If so, why would that be? Political scientist David Hopkins, writing in his blog Honest Graft, has some ideas:
"If 2016 indeed represents the "new normal," than it would make sense for analysts to take a bearish view of Democratic chances in white, small-town congressional districts in the Midwest and elsewhere this year. But if 2016 was something of an aberration, and the Trump-Clinton vote does not fully reflect the relative fundamental strength of the two parties, then the map of electoral battlegrounds opens wider, and the fortunes of congressional Democrats improve accordingly.
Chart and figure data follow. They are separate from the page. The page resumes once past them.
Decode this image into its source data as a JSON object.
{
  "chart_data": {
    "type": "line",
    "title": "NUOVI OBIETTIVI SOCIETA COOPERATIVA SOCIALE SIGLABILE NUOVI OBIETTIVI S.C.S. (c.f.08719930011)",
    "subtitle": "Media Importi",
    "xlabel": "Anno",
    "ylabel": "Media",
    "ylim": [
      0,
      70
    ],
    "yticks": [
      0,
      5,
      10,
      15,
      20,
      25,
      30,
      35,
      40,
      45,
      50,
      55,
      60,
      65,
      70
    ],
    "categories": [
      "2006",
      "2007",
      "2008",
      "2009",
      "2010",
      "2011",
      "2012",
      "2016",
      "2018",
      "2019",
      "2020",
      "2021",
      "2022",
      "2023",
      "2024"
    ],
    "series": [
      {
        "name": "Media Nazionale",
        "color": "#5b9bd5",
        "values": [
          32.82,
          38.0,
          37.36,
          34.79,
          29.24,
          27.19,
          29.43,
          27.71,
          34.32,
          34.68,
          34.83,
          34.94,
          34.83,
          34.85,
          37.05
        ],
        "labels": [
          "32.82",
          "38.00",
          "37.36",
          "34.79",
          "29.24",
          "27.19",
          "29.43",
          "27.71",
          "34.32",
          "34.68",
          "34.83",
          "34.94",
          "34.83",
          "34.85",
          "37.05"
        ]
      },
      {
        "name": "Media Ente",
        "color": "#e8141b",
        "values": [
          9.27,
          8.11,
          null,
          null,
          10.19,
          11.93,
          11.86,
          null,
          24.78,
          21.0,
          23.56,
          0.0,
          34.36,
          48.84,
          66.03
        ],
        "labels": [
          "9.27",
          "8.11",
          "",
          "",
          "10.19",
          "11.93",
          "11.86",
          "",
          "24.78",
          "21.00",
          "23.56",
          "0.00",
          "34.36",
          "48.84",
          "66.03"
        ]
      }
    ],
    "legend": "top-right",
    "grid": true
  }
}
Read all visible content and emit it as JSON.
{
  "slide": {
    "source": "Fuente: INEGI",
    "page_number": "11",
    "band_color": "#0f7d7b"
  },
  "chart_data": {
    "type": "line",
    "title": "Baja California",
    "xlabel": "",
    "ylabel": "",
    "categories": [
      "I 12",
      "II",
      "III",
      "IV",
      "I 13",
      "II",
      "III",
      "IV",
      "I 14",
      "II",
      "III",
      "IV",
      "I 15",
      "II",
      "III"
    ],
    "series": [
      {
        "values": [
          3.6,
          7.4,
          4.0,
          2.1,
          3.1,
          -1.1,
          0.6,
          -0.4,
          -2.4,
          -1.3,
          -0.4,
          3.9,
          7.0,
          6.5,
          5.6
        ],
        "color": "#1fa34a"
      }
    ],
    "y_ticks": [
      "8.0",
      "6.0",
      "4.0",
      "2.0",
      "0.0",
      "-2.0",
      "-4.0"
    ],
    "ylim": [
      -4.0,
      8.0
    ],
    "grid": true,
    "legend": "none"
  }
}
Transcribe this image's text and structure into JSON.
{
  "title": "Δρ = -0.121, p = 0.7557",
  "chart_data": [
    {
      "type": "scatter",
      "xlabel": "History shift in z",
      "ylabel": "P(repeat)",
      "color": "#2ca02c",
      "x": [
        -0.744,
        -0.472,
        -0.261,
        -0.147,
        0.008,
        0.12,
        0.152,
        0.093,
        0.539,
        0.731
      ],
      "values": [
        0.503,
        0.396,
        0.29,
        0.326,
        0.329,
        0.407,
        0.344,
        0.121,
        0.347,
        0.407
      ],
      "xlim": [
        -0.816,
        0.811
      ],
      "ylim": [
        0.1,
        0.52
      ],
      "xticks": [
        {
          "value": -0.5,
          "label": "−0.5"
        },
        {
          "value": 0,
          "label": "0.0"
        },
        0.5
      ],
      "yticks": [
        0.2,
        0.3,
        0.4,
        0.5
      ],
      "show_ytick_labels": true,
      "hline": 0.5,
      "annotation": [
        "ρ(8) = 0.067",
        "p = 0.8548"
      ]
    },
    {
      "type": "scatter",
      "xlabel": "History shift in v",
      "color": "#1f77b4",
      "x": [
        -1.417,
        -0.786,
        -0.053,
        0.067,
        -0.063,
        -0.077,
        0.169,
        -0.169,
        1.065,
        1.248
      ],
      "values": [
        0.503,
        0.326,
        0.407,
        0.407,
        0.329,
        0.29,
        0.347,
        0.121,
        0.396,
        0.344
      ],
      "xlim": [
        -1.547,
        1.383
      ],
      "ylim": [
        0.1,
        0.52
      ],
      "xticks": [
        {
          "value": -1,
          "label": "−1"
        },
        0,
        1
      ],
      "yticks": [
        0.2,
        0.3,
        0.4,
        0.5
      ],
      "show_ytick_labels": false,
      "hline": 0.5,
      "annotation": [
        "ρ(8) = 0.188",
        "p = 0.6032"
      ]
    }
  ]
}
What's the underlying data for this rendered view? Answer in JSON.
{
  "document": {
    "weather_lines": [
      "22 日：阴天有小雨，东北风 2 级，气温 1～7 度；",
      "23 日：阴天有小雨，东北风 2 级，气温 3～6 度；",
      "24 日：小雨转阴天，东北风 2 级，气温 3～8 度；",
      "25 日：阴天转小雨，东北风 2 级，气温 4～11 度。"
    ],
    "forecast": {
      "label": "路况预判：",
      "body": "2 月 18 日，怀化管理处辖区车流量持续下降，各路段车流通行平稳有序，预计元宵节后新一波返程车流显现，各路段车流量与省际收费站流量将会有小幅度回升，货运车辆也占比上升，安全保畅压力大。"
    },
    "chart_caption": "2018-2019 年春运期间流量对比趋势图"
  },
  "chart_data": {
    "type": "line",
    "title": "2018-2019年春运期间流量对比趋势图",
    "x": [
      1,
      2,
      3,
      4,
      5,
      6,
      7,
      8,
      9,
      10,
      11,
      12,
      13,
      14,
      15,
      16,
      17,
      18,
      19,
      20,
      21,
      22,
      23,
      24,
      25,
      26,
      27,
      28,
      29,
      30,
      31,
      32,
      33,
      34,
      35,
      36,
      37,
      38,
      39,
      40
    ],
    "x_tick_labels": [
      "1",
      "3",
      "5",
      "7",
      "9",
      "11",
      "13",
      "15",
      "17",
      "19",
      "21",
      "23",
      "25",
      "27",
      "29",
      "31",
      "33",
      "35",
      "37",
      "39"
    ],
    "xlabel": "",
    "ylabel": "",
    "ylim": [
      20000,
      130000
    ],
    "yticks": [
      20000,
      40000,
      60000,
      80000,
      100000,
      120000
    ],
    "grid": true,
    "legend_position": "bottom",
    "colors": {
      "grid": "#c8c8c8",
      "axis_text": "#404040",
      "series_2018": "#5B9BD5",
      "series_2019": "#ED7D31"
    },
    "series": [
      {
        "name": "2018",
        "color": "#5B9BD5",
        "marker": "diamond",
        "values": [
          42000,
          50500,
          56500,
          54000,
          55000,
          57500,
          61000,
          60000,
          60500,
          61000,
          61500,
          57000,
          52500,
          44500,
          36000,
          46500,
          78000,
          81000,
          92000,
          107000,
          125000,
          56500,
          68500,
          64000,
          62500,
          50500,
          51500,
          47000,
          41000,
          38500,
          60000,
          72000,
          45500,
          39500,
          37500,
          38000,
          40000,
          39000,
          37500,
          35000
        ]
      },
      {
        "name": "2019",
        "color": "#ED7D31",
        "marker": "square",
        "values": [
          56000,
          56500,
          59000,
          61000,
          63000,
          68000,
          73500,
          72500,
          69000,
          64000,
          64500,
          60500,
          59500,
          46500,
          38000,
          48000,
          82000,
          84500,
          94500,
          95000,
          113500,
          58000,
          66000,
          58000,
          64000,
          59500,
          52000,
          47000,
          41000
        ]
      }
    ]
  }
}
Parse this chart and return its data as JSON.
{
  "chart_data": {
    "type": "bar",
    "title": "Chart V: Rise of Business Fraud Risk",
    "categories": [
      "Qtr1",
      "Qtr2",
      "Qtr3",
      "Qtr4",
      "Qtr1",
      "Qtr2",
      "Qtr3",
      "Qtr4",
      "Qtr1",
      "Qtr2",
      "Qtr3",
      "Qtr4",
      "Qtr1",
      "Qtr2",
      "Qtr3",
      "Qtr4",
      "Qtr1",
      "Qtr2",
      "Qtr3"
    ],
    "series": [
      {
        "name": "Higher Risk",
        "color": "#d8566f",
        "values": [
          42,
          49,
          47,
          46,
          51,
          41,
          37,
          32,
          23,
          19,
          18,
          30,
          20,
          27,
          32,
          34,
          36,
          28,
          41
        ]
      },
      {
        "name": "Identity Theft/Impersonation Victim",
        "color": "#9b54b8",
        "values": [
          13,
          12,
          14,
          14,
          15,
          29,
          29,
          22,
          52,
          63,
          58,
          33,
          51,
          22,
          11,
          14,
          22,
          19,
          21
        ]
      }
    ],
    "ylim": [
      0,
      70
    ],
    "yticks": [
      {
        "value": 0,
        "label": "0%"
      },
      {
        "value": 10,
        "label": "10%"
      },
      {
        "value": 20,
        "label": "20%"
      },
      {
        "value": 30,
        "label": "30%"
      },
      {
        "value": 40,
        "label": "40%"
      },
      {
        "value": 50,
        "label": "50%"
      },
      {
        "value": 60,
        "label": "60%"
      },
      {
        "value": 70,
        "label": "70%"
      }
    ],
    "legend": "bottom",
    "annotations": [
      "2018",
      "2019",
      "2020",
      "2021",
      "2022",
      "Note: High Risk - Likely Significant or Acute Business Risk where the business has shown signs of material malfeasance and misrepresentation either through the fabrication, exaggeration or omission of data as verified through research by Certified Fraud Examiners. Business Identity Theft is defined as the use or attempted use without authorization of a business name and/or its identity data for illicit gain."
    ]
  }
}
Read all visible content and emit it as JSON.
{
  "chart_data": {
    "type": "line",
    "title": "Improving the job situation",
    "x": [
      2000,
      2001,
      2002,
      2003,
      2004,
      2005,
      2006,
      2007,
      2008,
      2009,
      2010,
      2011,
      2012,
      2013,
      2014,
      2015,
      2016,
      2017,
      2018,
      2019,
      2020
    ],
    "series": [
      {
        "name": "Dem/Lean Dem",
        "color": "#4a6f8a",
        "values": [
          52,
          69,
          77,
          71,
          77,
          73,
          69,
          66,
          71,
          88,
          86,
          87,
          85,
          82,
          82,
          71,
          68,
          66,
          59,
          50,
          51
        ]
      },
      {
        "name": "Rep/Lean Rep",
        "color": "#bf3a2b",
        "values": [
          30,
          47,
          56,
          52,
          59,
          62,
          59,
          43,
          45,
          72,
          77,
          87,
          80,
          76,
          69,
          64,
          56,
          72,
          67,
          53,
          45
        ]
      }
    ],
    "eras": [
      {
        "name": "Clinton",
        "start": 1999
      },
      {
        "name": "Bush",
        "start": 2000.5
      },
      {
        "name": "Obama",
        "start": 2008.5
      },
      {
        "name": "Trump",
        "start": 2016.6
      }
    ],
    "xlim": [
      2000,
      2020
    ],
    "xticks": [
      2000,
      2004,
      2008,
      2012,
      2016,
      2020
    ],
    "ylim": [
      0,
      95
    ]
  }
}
Midterm elections are always primarily a referendum on the president, and Trump has dominated the political scene so thoroughly since he took office that this rule of thumb is likely to be especially applicable to 2018. If the remarkable Republican strength in the rural Midwest in 2016 was primarily a reflection of Trump's personal popularity, we might expect it to carry over into 2018 unless a significant share of formerly-enthusiastic Trump supporters had become disillusioned in the interim. But if the abrupt partisan shift between 2012 and 2016 visible in the figure above was largely a reflection of Hillary Clinton's personal unpopularity with rural Midwesterners—as well as a Clinton campaign that eschewed economic issues to an unprecedented degree for a modern Democrat—we shouldn't be surprised by a significant Democratic rebound in the region this November, since Clinton will be neither on the ballot nor in the White House......
Many loyal Democrats will not easily accept the belief that the results in 2016 reflected a widespread popular antipathy to Hillary Clinton. And the surprising nature of Trump's victory has encouraged the view, even among his fiercest critics, that he maintains under-appreciated political strengths. But the more validity to the conclusion that Trump was a weak candidate who won a close and fluky election only because he was facing a seriously flawed opponent, the rosier the outlook becomes for Democrats this November."
Hmm. He could be on to something. Definitely something to keep in mind when the election results come in this November.